Additionally, the Supreme Court has instructed us to consider
the stressful nature of interactions between suspects and the police in balancing
circumstances to determine if the use of force is reasonable. "'Not every
push or shove, even if it may later seem unnecessary in the peace of a judge's
chambers,' . . . violates the Fourth Amendment. [Rather,] the calculus of
reasonableness must embody allowance for the fact that police officers are
often forced to make split-second judgments - in circumstances that are tense,
uncertain, and rapidly evolving - about the amount of force that is necessary
in a particular situation." Graham v. Connor, 490 U.S. 386, 396-97, 104 L.
Ed. 2d 443, 109 S. Ct. 1865 (1989) (citation omitted).
As a practical
matter, the agents' search of Pikel involved many of the same circumstances and
implicated many of the same interests as the search at issue in Baker. The
agents - like the police officers in Baker - had to identify the occupants and
secure the premises for their own safety and the safety of the occupants.

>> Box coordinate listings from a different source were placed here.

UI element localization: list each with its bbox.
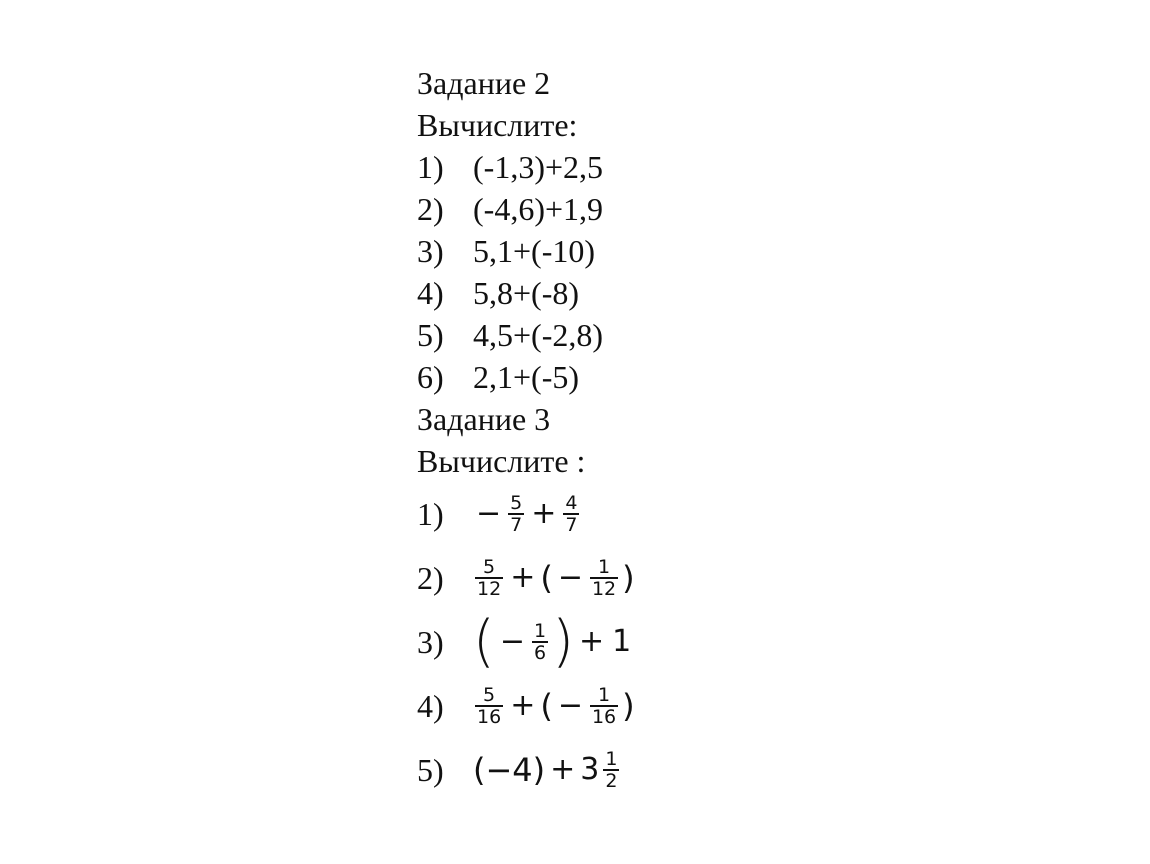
task3-item xyxy=(417,674,757,738)
task2-item xyxy=(417,146,757,188)
task2-title: Задание 2 xyxy=(417,65,551,101)
minus-sign: − xyxy=(557,560,583,595)
task2-instruction: Вычислите: xyxy=(417,107,578,143)
item-expression: (-1,3)+2,5 xyxy=(473,149,604,185)
item-expression xyxy=(473,738,621,802)
numerator: 5 xyxy=(483,684,496,706)
task3-item xyxy=(417,610,757,674)
close-paren: ) xyxy=(552,609,574,674)
numerator: 5 xyxy=(483,556,496,578)
fraction xyxy=(532,621,548,663)
denominator: 16 xyxy=(591,706,617,728)
denominator: 2 xyxy=(605,770,618,792)
close-paren: ) xyxy=(622,559,635,597)
fraction xyxy=(475,557,503,599)
fraction xyxy=(563,493,579,535)
item-expression: 5,8+(-8) xyxy=(473,275,580,311)
denominator: 16 xyxy=(477,706,502,728)
item-expression: (-4,6)+1,9 xyxy=(473,191,604,227)
open-paren: ( xyxy=(540,687,553,725)
task3-item xyxy=(417,738,757,802)
denominator: 6 xyxy=(534,642,547,664)
plus-sign: + xyxy=(531,496,557,531)
item-number: 1) xyxy=(417,149,444,185)
item-number: 2) xyxy=(417,191,444,227)
item-number: 4) xyxy=(417,688,444,724)
task2-item xyxy=(417,356,757,398)
item-number: 1) xyxy=(417,496,444,532)
item-expression: 2,1+(-5) xyxy=(473,359,580,395)
item-number: 6) xyxy=(417,359,444,395)
numerator: 5 xyxy=(510,492,523,514)
item-expression xyxy=(473,482,581,546)
numerator: 1 xyxy=(598,556,611,578)
denominator: 12 xyxy=(477,578,502,600)
fraction xyxy=(508,493,524,535)
item-number: 5) xyxy=(417,317,444,353)
open-paren: ( xyxy=(540,559,553,597)
task2-item xyxy=(417,188,757,230)
numerator: 1 xyxy=(605,748,618,770)
item-number: 2) xyxy=(417,560,444,596)
fraction xyxy=(603,749,619,791)
fraction xyxy=(475,685,503,727)
fraction xyxy=(590,557,618,599)
task3-item xyxy=(417,482,757,546)
task2-item xyxy=(417,230,757,272)
item-number: 4) xyxy=(417,275,444,311)
task2-item xyxy=(417,272,757,314)
minus-sign: − xyxy=(557,688,583,723)
plus-sign: + xyxy=(510,560,536,595)
numerator: 1 xyxy=(534,620,547,642)
open-paren: ( xyxy=(473,609,495,674)
item-expression xyxy=(473,674,635,738)
numerator: 1 xyxy=(598,684,611,706)
numerator: 4 xyxy=(565,492,578,514)
task2-item xyxy=(417,314,757,356)
plus-sign: + xyxy=(510,688,536,723)
integer-term: 1 xyxy=(612,624,632,659)
task3-title: Задание 3 xyxy=(417,401,551,437)
denominator: 7 xyxy=(510,514,523,536)
denominator: 12 xyxy=(591,578,617,600)
negative-term: (−4) xyxy=(473,751,546,789)
item-expression: 5,1+(-10) xyxy=(473,233,596,269)
mixed-whole: 3 xyxy=(580,752,600,787)
item-number: 3) xyxy=(417,624,444,660)
item-expression: 4,5+(-2,8) xyxy=(473,317,604,353)
close-paren: ) xyxy=(622,687,635,725)
item-number: 3) xyxy=(417,233,444,269)
plus-sign: + xyxy=(578,624,605,659)
task3-item xyxy=(417,546,757,610)
task3-instruction: Вычислите : xyxy=(417,443,586,479)
denominator: 7 xyxy=(565,514,578,536)
item-expression xyxy=(473,610,634,674)
minus-sign: − xyxy=(499,624,525,659)
item-number: 5) xyxy=(417,752,444,788)
document xyxy=(417,62,757,802)
plus-sign: + xyxy=(550,752,576,787)
minus-sign: − xyxy=(476,496,502,531)
item-expression xyxy=(473,546,635,610)
fraction xyxy=(590,685,618,727)
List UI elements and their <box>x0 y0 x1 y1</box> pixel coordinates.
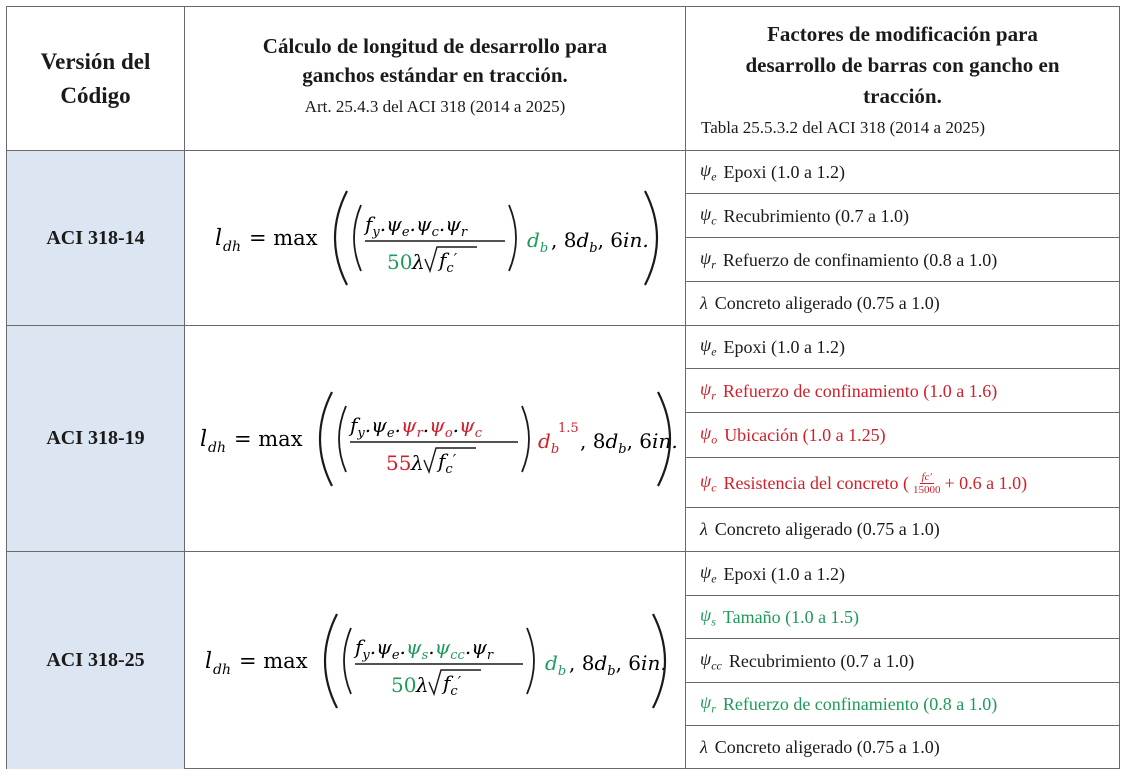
factor-symbol: $\psi_c$ <box>700 470 717 495</box>
factor-symbol: $\psi_o$ <box>700 423 718 447</box>
version-cell-318-14: ACI 318-14 <box>7 151 184 325</box>
factor-cell <box>686 458 1119 508</box>
db: $d_b$ <box>538 428 560 457</box>
factor-symbol: λ <box>700 737 708 757</box>
factor-symbol: $\psi_e$ <box>700 160 717 184</box>
numerator: $f_y.\psi_e.\psi_r.\psi_o.\psi_c$ <box>350 412 482 441</box>
denominator-rest: λ <box>416 672 429 697</box>
factor-divider <box>686 457 1119 458</box>
factor-symbol-sub: cc <box>711 658 722 673</box>
ld-comparison-table <box>6 6 1120 769</box>
op-max: = max <box>234 426 303 451</box>
factor-text: Recubrimiento (0.7 a 1.0) <box>728 650 915 671</box>
lhs-l: l <box>215 226 223 251</box>
factor-text: Concreto aligerado (0.75 a 1.0) <box>714 737 940 757</box>
factor-divider <box>686 682 1119 683</box>
factor-cell <box>686 683 1119 726</box>
db: $d_b$ <box>545 650 567 679</box>
factor-symbol: λ <box>700 519 708 539</box>
grid-hline-row2 <box>7 551 1119 552</box>
big-paren-left <box>335 191 347 285</box>
paren-right <box>527 628 534 694</box>
factor-symbol: $\psi_r$ <box>700 247 716 272</box>
factor-text-after: + 0.6 a 1.0) <box>944 472 1028 493</box>
factor-symbol-sub: e <box>711 344 717 359</box>
coef: 55 <box>386 450 412 475</box>
header-factors-subtitle: Tabla 25.5.3.2 del ACI 318 (2014 a 2025) <box>701 118 985 137</box>
fc: $f_c'$ <box>438 448 457 477</box>
tail: , $8d_b$, 6in. <box>569 650 667 679</box>
factor-text: Recubrimiento (0.7 a 1.0) <box>723 205 909 226</box>
lhs-sub: dh <box>223 239 241 255</box>
grid-hline-row1 <box>7 325 1119 326</box>
grid-vline-1 <box>184 7 185 768</box>
factor-divider <box>686 281 1119 282</box>
op-max: = max <box>239 648 308 673</box>
db-exponent: 1.5 <box>558 420 579 436</box>
numerator: $f_y.\psi_e.\psi_s.\psi_{cc}.\psi_r$ <box>355 634 494 663</box>
factor-text: Epoxi (1.0 a 1.2) <box>723 337 845 357</box>
coef: 50 <box>387 250 413 274</box>
factor-fraction-num: fc′ <box>921 470 932 483</box>
factor-symbol-sub: r <box>711 701 716 716</box>
factor-symbol-sub: c <box>711 213 717 228</box>
factor-fraction <box>913 471 941 496</box>
factor-cell <box>686 238 1119 282</box>
factor-fraction-den: 15000 <box>912 483 941 496</box>
header-calc-line1: Cálculo de longitud de desarrollo para <box>262 34 608 58</box>
numerator: $f_y.\psi_e.\psi_c.\psi_r$ <box>365 212 468 240</box>
factor-text: Tamaño (1.0 a 1.5) <box>722 607 860 627</box>
paren-left <box>344 628 351 694</box>
formula-318-14-svg <box>215 183 655 293</box>
factor-symbol-sub: o <box>711 432 718 447</box>
factor-cell <box>686 508 1119 551</box>
factor-cell <box>686 151 1119 194</box>
factor-text: Epoxi (1.0 a 1.2) <box>723 563 845 584</box>
factor-divider <box>686 412 1119 413</box>
formula-318-25 <box>185 552 685 769</box>
denominator-rest: λ <box>411 450 424 475</box>
header-calc-subtitle: Art. 25.4.3 del ACI 318 (2014 a 2025) <box>304 97 566 116</box>
fc: $f_c'$ <box>443 670 462 699</box>
factor-text: Refuerzo de confinamiento (1.0 a 1.6) <box>722 380 998 401</box>
factor-symbol-sub: r <box>711 257 716 272</box>
tail: , $8d_b$, 6in. <box>551 228 649 256</box>
factor-text: Epoxi (1.0 a 1.2) <box>723 162 845 182</box>
header-version <box>7 7 184 150</box>
factor-cell <box>686 552 1119 596</box>
lhs-sub: dh <box>213 661 231 678</box>
header-version-line1: Versión del <box>40 48 151 74</box>
factor-cell <box>686 726 1119 769</box>
header-factors-line2: desarrollo de barras con gancho en <box>745 53 1060 77</box>
factor-cell <box>686 596 1119 639</box>
big-paren-left <box>320 392 332 486</box>
factor-symbol: $\psi_c$ <box>700 203 717 228</box>
factor-cell <box>686 369 1119 413</box>
factor-symbol: $\psi_r$ <box>700 378 716 403</box>
factor-symbol: $\psi_{cc}$ <box>700 648 722 673</box>
factor-divider <box>686 638 1119 639</box>
factor-divider <box>686 193 1119 194</box>
factor-symbol-sub: r <box>711 388 716 403</box>
factor-symbol-sub: s <box>711 614 716 629</box>
big-paren-left <box>325 614 337 708</box>
header-factors <box>686 7 1119 150</box>
grid-vline-2 <box>685 7 686 768</box>
coef: 50 <box>391 672 417 697</box>
paren-right <box>522 406 529 472</box>
version-cell-318-19: ACI 318-19 <box>7 326 184 551</box>
op-max: = max <box>249 226 318 250</box>
factor-text: Refuerzo de confinamiento (0.8 a 1.0) <box>722 694 998 714</box>
lhs-l: l <box>205 648 213 674</box>
factor-symbol: λ <box>700 293 708 313</box>
factor-cell <box>686 639 1119 683</box>
formula-318-14 <box>185 151 685 325</box>
factor-cell <box>686 282 1119 325</box>
factor-symbol-sub: e <box>711 169 717 184</box>
formula-318-19-svg <box>200 384 678 494</box>
factor-symbol-sub: e <box>711 571 717 586</box>
factor-cell <box>686 413 1119 458</box>
formula-318-25-svg <box>205 606 665 716</box>
factor-cell <box>686 326 1119 369</box>
factor-divider <box>686 237 1119 238</box>
factor-symbol: $\psi_e$ <box>700 561 717 586</box>
header-version-line2: Código <box>60 82 131 108</box>
factor-text: Refuerzo de confinamiento (0.8 a 1.0) <box>722 249 998 270</box>
factor-text: Concreto aligerado (0.75 a 1.0) <box>714 293 940 313</box>
grid-hline-header <box>7 150 1119 151</box>
header-factors-line1: Factores de modificación para <box>767 22 1038 46</box>
lhs-sub: dh <box>208 439 226 456</box>
db: $d_b$ <box>527 228 549 256</box>
factor-cell <box>686 194 1119 238</box>
factor-symbol: $\psi_e$ <box>700 335 717 359</box>
version-cell-318-25: ACI 318-25 <box>7 552 184 769</box>
paren-left <box>339 406 346 472</box>
tail: , $8d_b$, 6in. <box>580 428 678 457</box>
factor-divider <box>686 368 1119 369</box>
factor-divider <box>686 725 1119 726</box>
factor-symbol: $\psi_s$ <box>700 605 716 629</box>
header-factors-line3: tracción. <box>863 84 942 108</box>
factor-divider <box>686 507 1119 508</box>
factor-text: Resistencia del concreto ( <box>723 472 909 493</box>
fc: $f_c'$ <box>439 248 458 276</box>
paren-left <box>354 205 361 271</box>
formula-318-19 <box>185 326 685 551</box>
header-calc-line2: ganchos estándar en tracción. <box>302 63 568 87</box>
lhs-l: l <box>200 426 208 452</box>
paren-right <box>509 205 516 271</box>
denominator-rest: λ <box>412 250 425 274</box>
factor-text: Concreto aligerado (0.75 a 1.0) <box>714 519 940 539</box>
factor-symbol-sub: c <box>711 480 717 495</box>
factor-symbol: $\psi_r$ <box>700 692 716 716</box>
factor-text: Ubicación (1.0 a 1.25) <box>724 425 886 445</box>
header-calc <box>185 7 685 150</box>
factor-divider <box>686 595 1119 596</box>
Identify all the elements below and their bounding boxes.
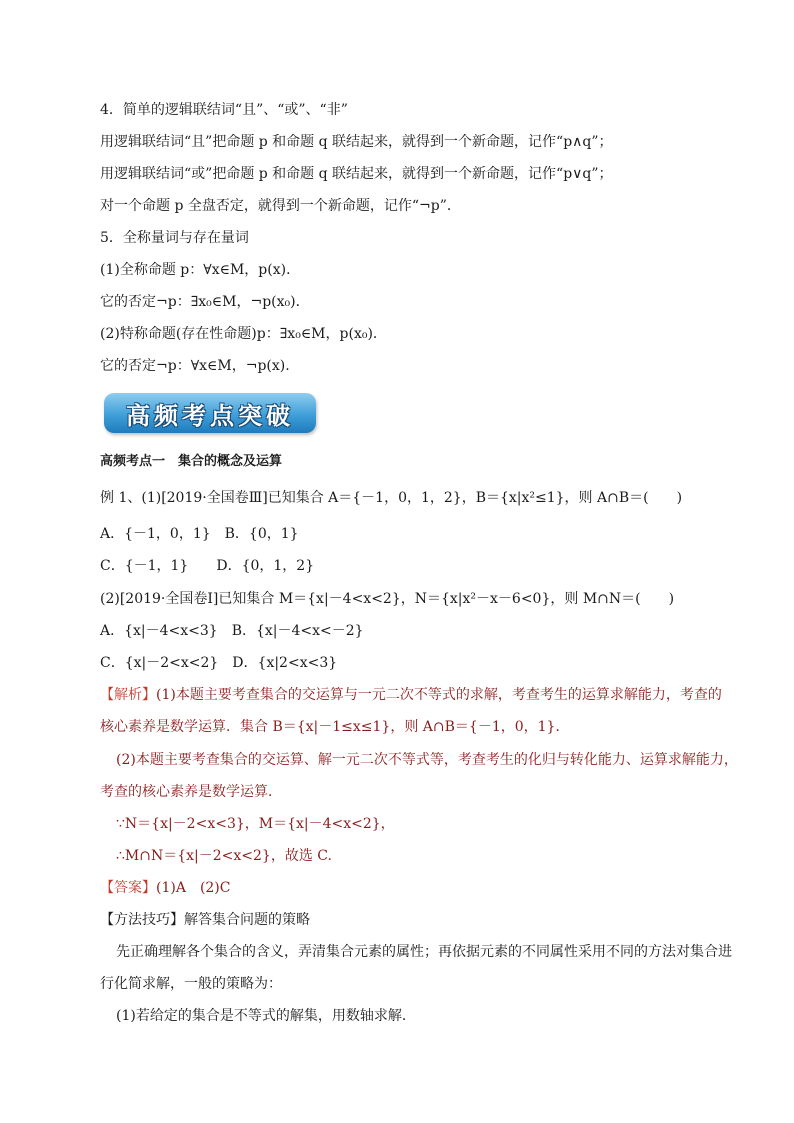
section5-line2: 它的否定¬p：∃x₀∈M，¬p(x₀)． — [100, 294, 310, 310]
example1-q2-options-cd: C．{x|－2<x<2} D．{x|2<x<3} — [100, 655, 338, 671]
banner-text: 高频考点突破 — [126, 401, 294, 430]
analysis-p2-line3: ∵N＝{x|－2<x<3}，M＝{x|－4<x<2}， — [116, 816, 395, 832]
section4-line3: 对一个命题 p 全盘否定，就得到一个新命题，记作“¬p”． — [100, 198, 461, 214]
method-title: 【方法技巧】解答集合问题的策略 — [100, 912, 310, 928]
section5-title: 5．全称量词与存在量词 — [100, 230, 249, 246]
method-line1: 先正确理解各个集合的含义，弄清集合元素的属性；再依据元素的不同属性采用不同的方法对集合进 — [116, 944, 732, 960]
section5-line3: (2)特称命题(存在性命题)p：∃x₀∈M，p(x₀)． — [100, 326, 387, 342]
answer-line — [100, 879, 230, 897]
method-line3: (1)若给定的集合是不等式的解集，用数轴求解． — [116, 1008, 416, 1024]
analysis-label: 【解析】 — [100, 687, 156, 703]
topic-title: 高频考点一 集合的概念及运算 — [100, 454, 283, 469]
analysis-p1-line2: 核心素养是数学运算．集合 B＝{x|－1≤x≤1}，则 A∩B＝{－1，0，1}． — [100, 719, 570, 735]
example1-q1-options-cd: C．{－1，1} D．{0，1，2} — [100, 558, 315, 574]
example1-q1: 例 1、(1)[2019·全国卷Ⅲ]已知集合 A＝{－1，0，1，2}，B＝{x|x²≤1}，则 A∩B＝( ) — [100, 490, 683, 506]
section4-line2: 用逻辑联结词“或”把命题 p 和命题 q 联结起来，就得到一个新命题，记作“p∨q”； — [100, 166, 613, 182]
answer-text: (1)A (2)C — [156, 880, 231, 896]
section4-line1: 用逻辑联结词“且”把命题 p 和命题 q 联结起来，就得到一个新命题，记作“p∧q”； — [100, 134, 613, 150]
example1-q2-options-ab: A．{x|－4<x<3} B．{x|－4<x<－2} — [100, 623, 364, 639]
example1-q2: (2)[2019·全国卷Ⅰ]已知集合 M＝{x|－4<x<2}，N＝{x|x²－x－6<0}，则 M∩N＝( ) — [100, 591, 675, 607]
analysis-p2-line1: (2)本题主要考查集合的交运算、解一元二次不等式等，考查考生的化归与转化能力、运算求解能力， — [116, 752, 738, 768]
section5-line1: (1)全称命题 p：∀x∈M，p(x)． — [100, 262, 301, 278]
section4-title: 4．简单的逻辑联结词“且”、“或”、“非” — [100, 102, 348, 118]
section-banner — [104, 393, 316, 433]
example1-q1-options-ab: A．{－1，0，1} B．{0，1} — [100, 526, 299, 542]
method-line2: 行化简求解，一般的策略为： — [100, 976, 282, 992]
section5-line4: 它的否定¬p：∀x∈M，¬p(x). — [100, 358, 290, 374]
analysis-p1-line1 — [100, 686, 722, 704]
analysis-p1-text: (1)本题主要考查集合的交运算与一元二次不等式的求解，考查考生的运算求解能力，考查的 — [156, 687, 722, 703]
answer-label: 【答案】 — [100, 880, 156, 896]
analysis-p2-line2: 考查的核心素养是数学运算． — [100, 784, 282, 800]
analysis-p2-line4: ∴M∩N＝{x|－2<x<2}，故选 C. — [116, 848, 332, 864]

Moreover, both cases involved drug raids which are not only inherently
stressful but also inherently risky. See 50 F.3d at 1191 ("The
dangerousness of chaos is quite pronounced in a drug raid, where the occupants
are likely to be armed, where the police are
certainly armed, and the nature of the suspected drug operation would
involve a great deal of coming and going by drug customers."). If
anything, Cronan's noncompliance with the order to "get down" makes
the use of force more justifiable in the instant case than in Baker.
Although police officers' use
of drawn guns, handcuffs, and pushing could violate "clearly
established" law, the constitutionality of using such force was - under
the law established in 1996 - highly dependant upon a balance of circumstances.
At the very least, the circumstances of the Pikel search make the
reasonableness of the appellants' force a "close call." Accordingly,
the appellants have qualified immunity from the excessive force claims.
C. Conclusion
For the foregoing reasons, we will reverse that portion of the
September 11, 2001, Order denying the appellants' motion for summary judgment
and remand this case to the District Court for the entry of summary judgment in
their favor.
BY THE COURT:
/s/ Jane R. Roth
Circuit Judge
n1 The parties dispute the duration of the
Employees' detention and the extent and cause of Cronan's injuries. However,
for purposes of reviewing the Agents' motion for summary judgment, we view
these issues of fact in a light most favorable to the Employees - the
non-moving parties. See Curley v.
Klem, 298 F.3d 271, 2002 U.S. App. Lexis 15488, *28 (3d Cir. 2002).